Who we are is who we are from. Who we are from is who we are with…that is, with whom we keep company. Who is your company? Who welcomes you home to who you are? That welcome may be internal as well as external. Whose are the voices that greet you when you wake? From whom come the ideas that shape your perceptions and your opinions? Do they nurture you? Do they support you? Do they prompt you to be truly you?

Sometimes who we are from is not easy company to keep, but authentic selfhood means being with and acknowledging the presence of others by whom you may not always feel welcomed. Maybe this is a parent who has never fully accepted you, or a former partner from whom you are now estranged, or a child who has rejected your attention and love. It’s difficult to embrace the fact that we are from pain and heartbreak as much as from joy. I hear a lot of talk about “boundary setting” in my work as a therapist. The implication seems to be that we can close ourselves in our own little shells with boundaries that protect us. But I wonder about such boundaries. Yes, appropriate boundaries are healthy, especially when we’re talking about physical and emotional safety. But sometimes “boundary setting” feels to me like a form of avoidance that rewards us with short-term emotional relief, rather than engaging in the hard work of building sturdy structures that will enable and enhance relationships. Thanks, Robert Frost: “good fences make good neighbors“. Is my home in the style of hostile architecture, attempting to shape and restrict the behavior of others? Or can it be a place of gather and welcome? Where is the hearth, how big is the table, and how comfortable am I opening the door?
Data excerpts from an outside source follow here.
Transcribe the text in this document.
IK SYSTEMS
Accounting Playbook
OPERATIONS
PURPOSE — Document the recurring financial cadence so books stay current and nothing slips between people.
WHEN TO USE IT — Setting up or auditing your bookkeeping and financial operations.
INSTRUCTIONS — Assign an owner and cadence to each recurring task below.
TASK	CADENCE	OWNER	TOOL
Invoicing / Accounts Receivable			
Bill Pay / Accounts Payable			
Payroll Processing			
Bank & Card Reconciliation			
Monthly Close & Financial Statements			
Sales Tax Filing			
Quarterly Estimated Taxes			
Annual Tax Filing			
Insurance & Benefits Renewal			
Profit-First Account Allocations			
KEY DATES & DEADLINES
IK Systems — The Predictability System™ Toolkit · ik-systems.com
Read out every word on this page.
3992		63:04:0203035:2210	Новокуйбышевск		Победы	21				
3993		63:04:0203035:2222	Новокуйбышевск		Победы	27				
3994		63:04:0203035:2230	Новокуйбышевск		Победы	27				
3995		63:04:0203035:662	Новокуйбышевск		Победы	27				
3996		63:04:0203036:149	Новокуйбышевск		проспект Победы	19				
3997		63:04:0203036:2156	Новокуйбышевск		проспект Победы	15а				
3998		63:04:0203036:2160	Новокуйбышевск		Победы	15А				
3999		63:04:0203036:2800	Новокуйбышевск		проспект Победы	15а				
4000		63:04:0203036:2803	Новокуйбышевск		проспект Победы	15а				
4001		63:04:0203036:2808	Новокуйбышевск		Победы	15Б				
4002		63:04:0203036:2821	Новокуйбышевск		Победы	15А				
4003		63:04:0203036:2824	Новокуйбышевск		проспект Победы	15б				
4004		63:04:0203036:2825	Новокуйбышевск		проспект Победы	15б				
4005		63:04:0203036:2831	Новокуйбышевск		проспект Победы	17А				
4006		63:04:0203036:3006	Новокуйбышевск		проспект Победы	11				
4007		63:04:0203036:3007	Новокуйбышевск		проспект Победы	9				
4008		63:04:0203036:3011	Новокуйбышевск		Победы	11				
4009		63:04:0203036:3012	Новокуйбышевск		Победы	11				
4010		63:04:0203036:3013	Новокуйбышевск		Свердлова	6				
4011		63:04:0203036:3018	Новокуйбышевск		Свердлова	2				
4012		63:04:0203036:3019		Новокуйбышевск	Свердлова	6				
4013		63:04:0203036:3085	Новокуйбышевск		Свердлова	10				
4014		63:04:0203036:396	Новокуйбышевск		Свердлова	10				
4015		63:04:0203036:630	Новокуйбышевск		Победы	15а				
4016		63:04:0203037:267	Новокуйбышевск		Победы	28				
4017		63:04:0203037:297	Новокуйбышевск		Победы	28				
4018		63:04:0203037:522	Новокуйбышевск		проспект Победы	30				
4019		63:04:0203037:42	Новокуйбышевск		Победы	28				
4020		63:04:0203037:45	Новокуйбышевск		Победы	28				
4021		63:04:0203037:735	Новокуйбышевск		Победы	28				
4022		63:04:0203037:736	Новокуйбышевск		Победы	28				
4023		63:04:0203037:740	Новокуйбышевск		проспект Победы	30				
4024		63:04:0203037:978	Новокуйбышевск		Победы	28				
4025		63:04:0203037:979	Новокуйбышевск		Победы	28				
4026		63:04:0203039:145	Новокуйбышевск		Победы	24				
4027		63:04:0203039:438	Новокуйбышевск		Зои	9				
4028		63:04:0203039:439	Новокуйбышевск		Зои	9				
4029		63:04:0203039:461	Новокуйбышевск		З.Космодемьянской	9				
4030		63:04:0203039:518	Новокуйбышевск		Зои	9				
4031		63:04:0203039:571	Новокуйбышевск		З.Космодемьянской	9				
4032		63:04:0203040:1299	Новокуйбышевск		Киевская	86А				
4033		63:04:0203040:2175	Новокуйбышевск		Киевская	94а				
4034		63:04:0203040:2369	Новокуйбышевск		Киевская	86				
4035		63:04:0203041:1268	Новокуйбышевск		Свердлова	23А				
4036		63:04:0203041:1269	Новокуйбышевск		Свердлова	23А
In his famous essay “Of Hospitality“, Jacques Derrida explores the relationship between “host” and “hostage”. Paradoxically, it is when we are our most sovereign and powerful selves, able to open our homes to others, that we expose ourselves to the most vulnerability. In playing host, we become hostage to others. It is the mystery and the potential danger of the guest that makes hospitality hospitable. Otherwise, hospitality would be a lie! We would not be welcoming guests, but scrutinizing potential members of an elite club. How homey is that?

Boundaries do not separate us from others. Boundaries are the tangible, living architecture of our relationships with others. To go home does not mean to retreat into the self, but to find a place of repose and peace in the structures that support me. I did not always agree to each piece of that structure, but I can appreciate the totality of who I am as bound to the others who, for better or worse, shape my life. Who give me life. Who remind me that, like Derrida’s host, if I truly were in ultimate control, I would have no relationships at all.

So welcome yourself home to who you are. Don’t care about the dirty dishes or the mess. There is space here for you to rest. And there is true strength in your acknowledgment, in its simplicity and realness, of: “this is me.”